Defendant finally contends that the trial court erred in denying his motion for a continuance to allow him to locate Phyllis Hewitt who was listed as a state's witness. The record shows that defendant first moved for the continuance about three days prior to the scheduled trial date when he determined that the state was not going to call Hewitt as a witness and did not know her current address. He tried to locate Hewitt during those three days and did contact her mother. Hewitt was in the Indianapolis area but allegedly had been threatened by the police that she would be charged with the crime herself if she showed up for the trial.

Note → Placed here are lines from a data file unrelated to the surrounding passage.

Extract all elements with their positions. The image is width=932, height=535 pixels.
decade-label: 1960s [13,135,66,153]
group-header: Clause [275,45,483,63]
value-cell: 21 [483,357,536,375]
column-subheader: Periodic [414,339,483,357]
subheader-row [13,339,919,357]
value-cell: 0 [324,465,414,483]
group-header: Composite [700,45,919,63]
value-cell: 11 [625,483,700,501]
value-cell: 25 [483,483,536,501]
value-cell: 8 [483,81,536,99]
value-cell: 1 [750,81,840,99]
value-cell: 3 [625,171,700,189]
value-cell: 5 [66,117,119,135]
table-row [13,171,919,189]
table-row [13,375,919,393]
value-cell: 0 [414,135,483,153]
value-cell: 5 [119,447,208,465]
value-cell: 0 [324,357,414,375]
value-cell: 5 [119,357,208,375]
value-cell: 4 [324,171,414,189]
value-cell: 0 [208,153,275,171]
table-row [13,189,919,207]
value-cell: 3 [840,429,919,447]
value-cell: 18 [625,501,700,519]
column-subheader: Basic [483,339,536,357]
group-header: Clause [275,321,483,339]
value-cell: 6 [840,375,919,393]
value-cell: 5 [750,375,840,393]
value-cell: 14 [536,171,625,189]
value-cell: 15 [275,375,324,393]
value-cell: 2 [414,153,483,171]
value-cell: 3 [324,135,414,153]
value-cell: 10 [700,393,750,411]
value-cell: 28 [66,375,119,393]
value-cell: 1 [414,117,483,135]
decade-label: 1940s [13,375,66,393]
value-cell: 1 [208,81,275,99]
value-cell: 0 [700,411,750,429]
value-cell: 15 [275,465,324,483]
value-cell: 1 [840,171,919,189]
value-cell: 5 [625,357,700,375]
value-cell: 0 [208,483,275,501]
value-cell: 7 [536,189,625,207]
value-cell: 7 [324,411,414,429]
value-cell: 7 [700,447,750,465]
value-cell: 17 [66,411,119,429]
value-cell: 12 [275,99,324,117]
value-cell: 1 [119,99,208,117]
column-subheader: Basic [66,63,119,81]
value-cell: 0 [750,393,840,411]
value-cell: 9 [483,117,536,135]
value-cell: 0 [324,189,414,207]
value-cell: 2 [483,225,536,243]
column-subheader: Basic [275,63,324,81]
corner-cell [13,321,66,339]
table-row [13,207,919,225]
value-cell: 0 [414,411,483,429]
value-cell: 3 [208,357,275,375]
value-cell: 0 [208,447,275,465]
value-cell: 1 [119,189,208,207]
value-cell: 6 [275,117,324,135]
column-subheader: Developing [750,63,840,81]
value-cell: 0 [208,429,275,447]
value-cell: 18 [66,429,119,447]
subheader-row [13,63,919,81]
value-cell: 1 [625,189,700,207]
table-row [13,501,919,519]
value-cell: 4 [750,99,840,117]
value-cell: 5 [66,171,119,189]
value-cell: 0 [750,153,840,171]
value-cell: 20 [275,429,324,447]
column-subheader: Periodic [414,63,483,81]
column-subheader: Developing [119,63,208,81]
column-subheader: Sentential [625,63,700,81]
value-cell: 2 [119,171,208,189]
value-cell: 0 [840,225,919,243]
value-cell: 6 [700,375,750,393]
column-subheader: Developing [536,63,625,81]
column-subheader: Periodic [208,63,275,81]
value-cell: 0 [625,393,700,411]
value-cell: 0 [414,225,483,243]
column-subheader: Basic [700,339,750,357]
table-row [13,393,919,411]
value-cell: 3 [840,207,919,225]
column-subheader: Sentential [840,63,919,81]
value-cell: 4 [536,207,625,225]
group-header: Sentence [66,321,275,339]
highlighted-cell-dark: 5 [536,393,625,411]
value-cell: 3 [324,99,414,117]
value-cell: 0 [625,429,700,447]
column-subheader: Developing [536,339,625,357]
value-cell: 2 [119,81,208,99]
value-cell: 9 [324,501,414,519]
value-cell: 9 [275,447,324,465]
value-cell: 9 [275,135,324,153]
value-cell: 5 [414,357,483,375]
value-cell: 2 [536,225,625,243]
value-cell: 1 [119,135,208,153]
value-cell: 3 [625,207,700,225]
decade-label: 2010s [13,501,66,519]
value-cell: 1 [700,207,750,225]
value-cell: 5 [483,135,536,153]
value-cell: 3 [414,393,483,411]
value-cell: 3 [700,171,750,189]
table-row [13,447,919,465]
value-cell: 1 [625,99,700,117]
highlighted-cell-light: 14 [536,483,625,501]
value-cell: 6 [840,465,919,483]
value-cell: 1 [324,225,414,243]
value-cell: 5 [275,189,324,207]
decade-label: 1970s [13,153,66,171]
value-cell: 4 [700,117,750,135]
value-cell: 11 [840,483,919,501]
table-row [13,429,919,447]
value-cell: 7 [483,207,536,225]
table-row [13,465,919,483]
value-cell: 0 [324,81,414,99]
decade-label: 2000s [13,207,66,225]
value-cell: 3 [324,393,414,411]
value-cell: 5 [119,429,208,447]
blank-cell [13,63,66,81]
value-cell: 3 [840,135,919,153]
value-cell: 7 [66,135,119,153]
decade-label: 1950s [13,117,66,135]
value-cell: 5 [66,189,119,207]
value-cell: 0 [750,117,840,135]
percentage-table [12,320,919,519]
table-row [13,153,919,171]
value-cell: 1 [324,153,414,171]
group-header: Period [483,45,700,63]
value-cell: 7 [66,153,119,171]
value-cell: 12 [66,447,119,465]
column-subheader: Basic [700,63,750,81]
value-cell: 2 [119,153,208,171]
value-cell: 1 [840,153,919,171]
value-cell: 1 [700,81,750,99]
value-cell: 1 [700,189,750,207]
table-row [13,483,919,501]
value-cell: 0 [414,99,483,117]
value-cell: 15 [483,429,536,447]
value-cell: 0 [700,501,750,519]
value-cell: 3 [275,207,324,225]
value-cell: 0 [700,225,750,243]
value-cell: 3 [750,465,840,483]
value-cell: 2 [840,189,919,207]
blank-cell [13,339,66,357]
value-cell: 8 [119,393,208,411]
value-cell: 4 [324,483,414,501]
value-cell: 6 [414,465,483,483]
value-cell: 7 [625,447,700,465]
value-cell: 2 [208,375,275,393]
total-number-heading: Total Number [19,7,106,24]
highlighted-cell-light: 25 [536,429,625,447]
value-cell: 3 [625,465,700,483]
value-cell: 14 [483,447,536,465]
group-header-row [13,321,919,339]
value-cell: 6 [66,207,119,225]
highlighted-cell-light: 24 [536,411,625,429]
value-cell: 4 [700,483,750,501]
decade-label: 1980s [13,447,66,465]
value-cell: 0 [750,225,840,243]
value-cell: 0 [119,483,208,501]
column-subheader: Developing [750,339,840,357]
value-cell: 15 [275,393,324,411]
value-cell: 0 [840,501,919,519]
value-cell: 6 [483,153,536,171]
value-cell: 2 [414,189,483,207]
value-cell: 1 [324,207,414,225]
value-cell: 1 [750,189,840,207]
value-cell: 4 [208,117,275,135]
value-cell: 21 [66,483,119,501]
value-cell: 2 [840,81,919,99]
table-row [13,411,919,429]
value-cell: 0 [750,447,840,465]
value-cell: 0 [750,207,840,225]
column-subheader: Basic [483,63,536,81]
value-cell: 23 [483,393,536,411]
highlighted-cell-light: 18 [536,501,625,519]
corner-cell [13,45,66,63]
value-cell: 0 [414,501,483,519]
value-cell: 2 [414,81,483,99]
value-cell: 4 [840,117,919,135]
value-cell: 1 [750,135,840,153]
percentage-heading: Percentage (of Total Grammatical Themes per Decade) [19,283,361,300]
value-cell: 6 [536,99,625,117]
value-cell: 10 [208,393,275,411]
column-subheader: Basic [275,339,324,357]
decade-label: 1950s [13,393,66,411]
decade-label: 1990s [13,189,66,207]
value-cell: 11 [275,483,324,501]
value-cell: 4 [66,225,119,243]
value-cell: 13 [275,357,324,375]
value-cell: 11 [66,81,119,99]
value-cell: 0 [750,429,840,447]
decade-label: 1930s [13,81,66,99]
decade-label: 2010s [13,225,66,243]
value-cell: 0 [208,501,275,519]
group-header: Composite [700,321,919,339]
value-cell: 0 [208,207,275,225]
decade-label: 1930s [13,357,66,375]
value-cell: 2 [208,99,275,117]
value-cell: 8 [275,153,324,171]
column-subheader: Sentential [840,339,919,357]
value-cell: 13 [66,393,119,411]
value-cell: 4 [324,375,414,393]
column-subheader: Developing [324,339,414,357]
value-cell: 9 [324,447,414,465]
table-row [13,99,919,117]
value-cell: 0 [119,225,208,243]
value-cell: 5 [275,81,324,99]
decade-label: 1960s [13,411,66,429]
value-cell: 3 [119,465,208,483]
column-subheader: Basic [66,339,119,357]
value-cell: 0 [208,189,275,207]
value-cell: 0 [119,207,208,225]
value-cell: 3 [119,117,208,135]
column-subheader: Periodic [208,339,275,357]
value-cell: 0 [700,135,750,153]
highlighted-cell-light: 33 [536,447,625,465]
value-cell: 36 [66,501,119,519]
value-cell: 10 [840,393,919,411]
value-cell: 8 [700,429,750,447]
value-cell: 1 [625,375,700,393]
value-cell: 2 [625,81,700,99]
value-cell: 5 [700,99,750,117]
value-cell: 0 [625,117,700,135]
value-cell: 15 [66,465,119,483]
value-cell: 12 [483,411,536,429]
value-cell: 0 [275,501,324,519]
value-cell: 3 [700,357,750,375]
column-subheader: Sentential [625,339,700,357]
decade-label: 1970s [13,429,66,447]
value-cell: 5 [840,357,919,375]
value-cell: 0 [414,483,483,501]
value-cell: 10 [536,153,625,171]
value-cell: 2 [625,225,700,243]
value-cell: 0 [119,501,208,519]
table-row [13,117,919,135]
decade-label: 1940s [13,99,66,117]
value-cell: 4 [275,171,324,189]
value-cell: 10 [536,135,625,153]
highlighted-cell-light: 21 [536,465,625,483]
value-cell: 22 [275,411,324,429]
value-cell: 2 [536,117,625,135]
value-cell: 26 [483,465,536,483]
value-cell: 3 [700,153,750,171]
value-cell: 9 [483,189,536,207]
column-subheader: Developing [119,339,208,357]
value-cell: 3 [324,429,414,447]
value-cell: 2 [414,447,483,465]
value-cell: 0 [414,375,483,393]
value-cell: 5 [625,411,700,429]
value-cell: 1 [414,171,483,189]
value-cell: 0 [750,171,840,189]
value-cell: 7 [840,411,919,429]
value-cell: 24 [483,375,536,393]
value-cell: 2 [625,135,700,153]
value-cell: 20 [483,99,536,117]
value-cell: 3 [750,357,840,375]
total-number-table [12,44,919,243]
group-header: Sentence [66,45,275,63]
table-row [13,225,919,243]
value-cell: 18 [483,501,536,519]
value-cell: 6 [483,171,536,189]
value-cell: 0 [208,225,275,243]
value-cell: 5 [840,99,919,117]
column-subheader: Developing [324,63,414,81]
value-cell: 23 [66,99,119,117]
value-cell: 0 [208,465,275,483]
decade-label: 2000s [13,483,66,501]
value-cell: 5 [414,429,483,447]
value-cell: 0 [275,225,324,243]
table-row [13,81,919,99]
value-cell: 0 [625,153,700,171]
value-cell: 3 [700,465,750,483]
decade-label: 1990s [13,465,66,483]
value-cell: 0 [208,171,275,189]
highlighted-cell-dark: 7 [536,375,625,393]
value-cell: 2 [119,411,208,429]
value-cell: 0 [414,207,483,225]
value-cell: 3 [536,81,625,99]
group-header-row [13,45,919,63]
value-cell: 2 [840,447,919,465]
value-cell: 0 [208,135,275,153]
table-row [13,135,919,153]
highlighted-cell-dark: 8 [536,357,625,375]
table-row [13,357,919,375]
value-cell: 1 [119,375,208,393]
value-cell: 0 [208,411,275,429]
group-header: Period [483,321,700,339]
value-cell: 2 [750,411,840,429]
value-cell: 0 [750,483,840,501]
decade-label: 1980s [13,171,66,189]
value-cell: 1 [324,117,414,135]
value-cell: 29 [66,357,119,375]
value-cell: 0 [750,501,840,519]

Defendant renewed his motion for a continuance on the morning of the trial and stated that he still had not been able to *728 locate her. The court heard testimony from the investigating police officer who stated that he had talked to Hewitt several times but did not have a written statement from her. He also testified that he did not know Hewitt's current address and that she was in hiding because of threats made to her by defendant's brother and another friend. The court then denied defendant's motion for a continuance.

It is well settled that a motion for continuance based upon non-statutory grounds is addressed to the discretion of the trial court. A denial of continuance will be set aside only where an abuse of that discretion can be shown. Whitacre v. State (1980) 274 Ind. 554, 412 N.E.2d 1202; Johnson v. State (1979) 271 Ind. 145, 390 N.E.2d 1005. Here defendant could not show that Hewitt's testimony would substantially help his case and defendant had ample time before trial in which to subpoena her if he felt she would aid his defense. We cannot say that the trial court abused its discretion in denying defendant's motion.

For all of the foregoing reasons there was no trial court error and the judgment of the court should be affirmed.

Judgment affirmed.

GIVAN, C.J., and DeBRULER, PRENTICE and PIVARNIK, JJ., concur.